Jealousy vs. Envy

I wish I had that degree of self control. Or that you didn’t have that degree of self control, so that you would have no better self control than I do.

Boy am I glad you said “than I do” rather than “than me”.

So I have this friend Jessie. He’s been a good friend of mine. But lately somethings changed and it aint hard to define. Jessies got himself a girl and I want to make her mine…

I wish I had a girl* just like *Jessies girl.

Jealous: “That bitch thinks she’s all that, but she’s not.”

Envy:: “She sure is lucky!”

But if you look at it from a “seven deadly sins” point of view, it is the exact opposite of that. In Dante’s Purgatorio, Dante describes envy as being worse than jealousy. The difference being that the envious gain pleasure in seeing others deprived.

This is why jabiru annoyed me upthread. He thought the question has a definitive answer (even though he twice refused to post what that definitive answer was) when there is obviously something to debate.

One of my pet peeves is people who conflate the two.

acquaintance* “I am so jealous of your new car.”

Me (thinking No a$$hole you are ENVIOUS since it is my car. If was your car and it was cheating on you with me then you could be feckin jealous.) “Oh”
I agree envy is worse than jealous; since jealousy used correctly results from a betrayal

*I could never be friends with someone who used jealousy in place of envy :smiley:

What you feel for Bill Gates is envy: the desire to have the equivalents of things possessed by another.

Jealousy is the unwillingness to share what you already possess. Gates’ presumable unwillingness to le Melinda sleep with other men is jealousy.

Covetousness is the desire to possess the EXACT thing another person possesses. If you wanted Melinda Gates in particular, rather than a woman of similar beauty (is she beautiful? I have no idea), then you’d be coveting her.

This has always been my understanding: Properly speaking, you’re jealous of what you have - and are worried about losing; you’re envious of what you don’t have - but would like to.

Thus do we have the jealous husband (worried about losing his wife to another man) or the woman jealous of her beauty (which may fade). But wanting the neighbor’s car or your boss’s vacation home - that’s envy.

Seems to me that jealous is a lot worse than envy, if only because jealousy hides itself behind hate and other emotions. A person may think they hate someone because they are annoying, when really that person triggers their insecurity. Maybe he or she is jealous because they aren’t as physically attractive as their target, but their ego won’t allow them to see this. If you don’t know the source of an emotion, how do you fix the problem?

Jealousy arises from insecurity and perceived inferiority. A jealous lover believes their SO could bail on them at any minute, so that means they have to be hyper-vigilant in keeping them away from competitors.

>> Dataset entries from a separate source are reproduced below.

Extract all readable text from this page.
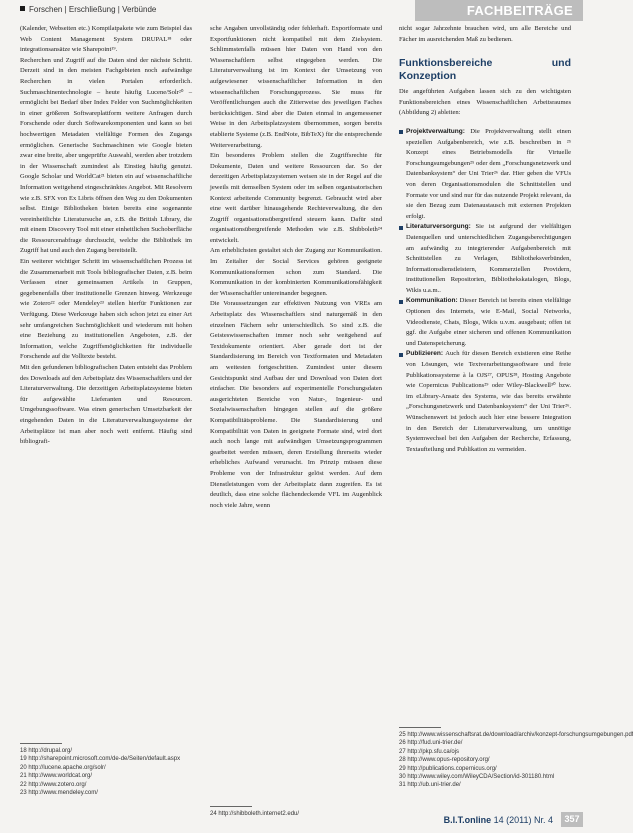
Forschen | Erschließung | Verbünde	FACHBEITRÄGE

(Kalender, Webseiten etc.) Kompilatpakete wie zum Beispiel das Web Content Management System DRUPAL¹⁸ oder integrationsansätze wie Sharepoint¹⁹.

Recherchen und Zugriff auf die Daten sind der nächste Schritt. Derzeit sind in den meisten Fachgebieten noch aufwändige Recherchen in vielen Portalen erforderlich. Suchmaschinentechnologie – heute häufig Lucene/Solr²⁰ – ermöglicht bei Bedarf über Index Felder von Suchmöglichkeiten in einer größeren Softwareplattform weitere Anfragen durch Forschende oder durch Softwarekomponenten und kann so bei hochwertigen Metadaten vielfältige Formen des Zugangs ermöglichen. Generische Suchmaschinen wie Google bieten zwar eine breite, aber ungeprüfte Auswahl, werden aber trotzdem in der Wissenschaft zumindest als Einstieg häufig genutzt. Google Scholar und WorldCat²¹ bieten ein auf wissenschaftliche Information weitgehend eingeschränktes Angebot. Mit Resolvern wie z.B. SFX von Ex Libris öffnen den Weg zu den Dokumenten selbst. Einige Bibliotheken bieten bereits eine sogenannte vereinheitlichte Literatursuche an, z.B. die British Library, die mit einem Discovery Tool mit einer einheitlichen Suchoberfläche die Ressourcenabfrage durchsucht, welche die Bibliothek im Zugriff hat und auch den Zugang bereitstellt.

Ein weiterer wichtiger Schritt im wissenschaftlichen Prozess ist die Zusammenarbeit mit Tools bibliografischer Daten, z.B. beim Verfassen einer gemeinsamen Artikels in Gruppen, gegebenenfalls über institutionelle Grenzen hinweg. Werkzeuge wie Zotero²² oder Mendeley²³ stellen hierfür Funktionen zur Verfügung. Diese Werkzeuge haben sich schon jetzt zu einer Art sehr umfangreichen Suchmöglichkeit und wiederum mit hohen eine Beziehung zu institutionellen Angeboten, z.B. der Information, welche Zugriffsmöglichkeiten für individuelle Forschende auf die Volltexte besteht.

Mit den gefundenen bibliografischen Daten entsteht das Problem des Downloads auf den Arbeitsplatz des Wissenschaftlers und der Literaturverwaltung. Die derzeitigen Arbeitsplatzsysteme bieten für aufgewählte Lieferanten und Resourcen. Umgebungssoftware. Was einen generischen Umsetzbarkeit der eingehenden Daten in die Literaturverwaltungssysteme der Arbeitsplätze ist man aber noch weit entfernt. Häufig sind bibliografi-

sche Angaben unvollständig oder fehlerhaft. Exportformate und Exportfunktionen nicht kompatibel mit dem Zielsystem. Schlimmstenfalls müssen hier Daten von Hand von den Wissenschaftlern selbst eingegeben werden. Die Literaturverwaltung ist im Kontext der Umsetzung von aufgewiesener wissenschaftlicher Information in den wissenschaftlichen Forschungsprozess. Sie muss für Veröffentlichungen auch die Zitierweise des jeweiligen Faches berücksichtigen. Sind aber die Daten einmal in angemessener Weise in den Arbeitsplatzsystem übernommen, sorgen bereits etablierte Systeme (z.B. EndNote, BibTeX) für die entsprechende Weiterverarbeitung.

Ein besonderes Problem stellen die Zugriffsrechte für Dokumente, Daten und weitere Ressourcen dar. So der derzeitigen Arbeitsplatzsystemen weisen sie in der Regel auf die jeweils mit demselben System oder im selben organisatorischen Kontext arbeitende Community begrenzt. Gebraucht wird aber eine weit darüber hinausgehende Rechteverwaltung, die den Zugriff organisationsübergreifend steuern kann. Dafür sind organisationsübergreifende Methoden wie z.B. Shibboleth²⁴ entwickelt.

Am erheblichsten gestaltet sich der Zugang zur Kommunikation. Im Zeitalter der Social Services gehören geeignete Kommunikationsformen schon zum Standard. Die Kommunikation in der kombinierten Kommunikationsfähigkeit der Wissenschaftler untereinander begegnen.

Die Voraussetzungen zur effektiven Nutzung von VREs am Arbeitsplatz des Wissenschaftlers sind naturgemäß in den einzelnen Fächern sehr unterschiedlich. So sind z.B. die Geisteswissenschaften immer noch sehr weitgehend auf Textdokumente orientiert. Aber gerade dort ist der Standardisierung im Bereich von Textformaten und Metadaten am weitesten fortgeschritten. Zumindest unter diesem Gesichtspunkt sind Aufbau der und Download von Daten dort einfacher. Die besonders auf experimentelle Forschungsdaten ausgerichteten Bereiche von Natur-, Ingenieur- und Sozialwissenschaften hingegen stellen auf die größere Kompatibilitätsprobleme. Die Standardisierung und Kompatibilität von Daten in geeignete Formate sind, wird dort auch noch lange mit aufwändigen Umsetzungsprogrammen gearbeitet werden müssen, deren Erstellung ihrerseits wieder erhebliches Aufwand verursacht. Im Prinzip müssen diese Probleme von der Infrastruktur gelöst werden. Auf dem Dienstleistungen vom der Arbeitsplatz dann zugreifen. Es ist deutlich, dass eine solche flächendeckende VFL im Augenblick noch viele Jahre, wenn

nicht sogar Jahrzehnte brauchen wird, um alle Bereiche und Fächer im ausreichenden Maß zu bedienen.

Funktionsbereiche und Konzeption

Die angeführten Aufgaben lassen sich zu den wichtigsten Funktionsbereichen eines Wissenschaftlichen Arbeitsraumes (Abbildung 2) ableiten:

Projektverwaltung: Die Projektverwaltung stellt einen speziellen Aufgabenbereich, wie z.B. beschreiben in ²⁵ Konzept eines Betriebsmodells für Virtuelle Forschungsumgebungen²⁵ oder dem „Forschungsnetzwerk und Datenbanksystem“ der Uni Trier²⁶ dar. Hier geben die VFUs von deren Organisationsmodulen die Schnittstellen und Formate vor und sind nur für das nutzende Projekt relevant, da sie den Bezug zum Datenaustausch mit externen Projekten erfolgt.
Literaturversorgung: Sie ist aufgrund der vielfältigen Datenquellen und unterschiedlichen Zugangsberechtigungen am aufwändig zu integrierender Aufgabenbereich mit Schnittstellen zu Verlagen, Bibliotheksverbünden, Informationsdienstleistern, Kommerziellen Providern, institutionellen Repositorien, Bibliothekskatalogen, Blogs, Wikis u.a.m..
Kommunikation: Dieser Bereich ist bereits einen vielfältige Optionen des Internets, wie E-Mail, Social Networks, Videodienste, Chats, Blogs, Wikis u.v.m. ausgebaut; offen ist ggf. die Aufgabe einer sicheren und offenen Kommunikation und Datenspeicherung.
Publizieren: Auch für diesen Bereich existieren eine Reihe von Lösungen, wie Textverarbeitungssoftware und freie Publikationssysteme à la OJS²⁷, OPUS²⁸, Hosting Angebote wie Copernicus Publications²⁹ oder Wiley-Blackwell³⁰ bzw. im eLibrary-Ansatz des Systems, wie das bereits erwähnte „Forschungsnetzwerk und Datenbanksystem“ der Uni Trier²⁶. Wünschenswert ist jedoch auch hier eine bessere Integration in den Bereich der Literaturverwaltung, um unnötige Systemwechsel bei den Aufgaben der Recherche, Erfassung, Textaufteilung und Publikation zu vermeiden.
18 http://drupal.org/
19 http://sharepoint.microsoft.com/de-de/Seiten/default.aspx
20 http://lucene.apache.org/solr/
21 http://www.worldcat.org/
22 http://www.zotero.org/
23 http://www.mendeley.com/
24 http://shibboleth.internet2.edu/
25 http://www.wissenschaftsrat.de/download/archiv/konzept-forschungsumgebungen.pdf
26 http://fud.uni-trier.de/
27 http://pkp.sfu.ca/ojs
28 http://www.opus-repository.org/
29 http://publications.copernicus.org/
30 http://www.wiley.com/WileyCDA/Section/id-301180.html
31 http://ub.uni-trier.de/
B.I.T.online 14 (2011) Nr. 4	357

A jealous coworker feels threatened by the success of his colleague because deep-down he believes he’s inferior and that the colleague will outshine him. A jealous sibling believes no one in the family loves them, so they withold love to the target to level the playing field.

In contrast, envy doesn’t really manifest in such neuroticism. I suppose it can lead to unhappiness with one’s lot in life (“Why does everyone have X except for me?”), but I think a little of that is useful as a motivator. I can’t see the utiity of jealousy.

I think envy means you want something somebody else has. Jealousy means you think you should actually have it.

In other words, you can be envious of some famous rock star because he’s got a supermodel girlfriend. But realistically you realize you never even met her. But if you see some guy going around with your ex-girlfriend then you’re jealous.